In short, I love the way a hi-hat cymbal sounds when turned down so low that you can hear it hiss from the needle. I love that the listener is guided to listening to the entire side of a record. Vinyl requires effort and isn’t something that’s convenient. I find that it requires sitting down and really listening. That’s one of my favorite things about vinyl, I think.

One monumental occasion was when my friend Tim met me at a bar in Portland and out of the blue brought me a sealed copy of the 2011 release of The Beach Boys’ Smile. It said “The Most Anticipated Album in Rock and Roll History.” He pointed it out and it was like “shit, man, this record is important, monumental, and ground breaking, and I haven’t listened to it and it’s almost 50 years old. It’s something to be regarded and listened to as if it were a whisper.” I waited to listen to that album until I had the peace of an entire evening to listen to both sides A and B without any distraction. I went to my parent’s place to listen to the album and shared it with my dad. The way that you couldn’t tell when a song ended or began was incredible to say the least. The flow of the album would have been missed for me if I could have skipped through tracks.

Sometimes I feel like vinyl is the musical equivalent of a fine wine or bourbon. It’s something you sip on and let it flow through you. You take a taste and see how it finishes. Maybe that’s a little bit too much, but it’s definitely an experience. Records are important. I’m glad to see that vinyl has had the resurgence it’s gotten. It’s great to collect, but I don’t really collect to “collect.” I pick up records to listen.
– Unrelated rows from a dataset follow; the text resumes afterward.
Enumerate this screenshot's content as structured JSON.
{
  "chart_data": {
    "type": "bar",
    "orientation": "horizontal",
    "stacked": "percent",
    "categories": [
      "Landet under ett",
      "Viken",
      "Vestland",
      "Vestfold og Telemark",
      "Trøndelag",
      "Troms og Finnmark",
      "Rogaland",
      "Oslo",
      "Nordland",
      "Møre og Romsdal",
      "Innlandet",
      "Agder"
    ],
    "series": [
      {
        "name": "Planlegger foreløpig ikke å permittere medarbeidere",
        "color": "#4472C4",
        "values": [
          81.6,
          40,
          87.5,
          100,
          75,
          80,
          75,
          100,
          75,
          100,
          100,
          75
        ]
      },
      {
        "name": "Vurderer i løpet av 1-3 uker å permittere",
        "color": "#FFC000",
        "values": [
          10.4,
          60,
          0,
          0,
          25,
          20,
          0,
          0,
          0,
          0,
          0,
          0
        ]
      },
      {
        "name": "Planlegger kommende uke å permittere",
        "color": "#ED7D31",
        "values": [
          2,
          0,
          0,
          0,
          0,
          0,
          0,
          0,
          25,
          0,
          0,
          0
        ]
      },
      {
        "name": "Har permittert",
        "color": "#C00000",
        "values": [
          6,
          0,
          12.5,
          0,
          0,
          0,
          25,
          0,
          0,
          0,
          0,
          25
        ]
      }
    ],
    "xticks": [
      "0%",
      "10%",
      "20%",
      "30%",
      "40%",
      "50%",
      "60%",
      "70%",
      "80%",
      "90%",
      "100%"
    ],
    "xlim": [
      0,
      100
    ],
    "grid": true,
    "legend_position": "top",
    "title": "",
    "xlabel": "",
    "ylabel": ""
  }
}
As an artist releasing my first album on 12″ vinyl, I can’t say I’m more proud. There’s nothing more exciting than to hear your songs on vinyl. It was a milestone to say the least. Vinyl is important and it’s a great way to release your music in a physical medium that matters to your fans. I’m looking forward to getting feedback on what they hear…or just hope that someone enjoys that same hiss and crackle that gets me every time.”
Eric Nordby

Norman’s third album, Into the Eventyr hits store shelves on November 12, 2013 via Hey Amigo Records.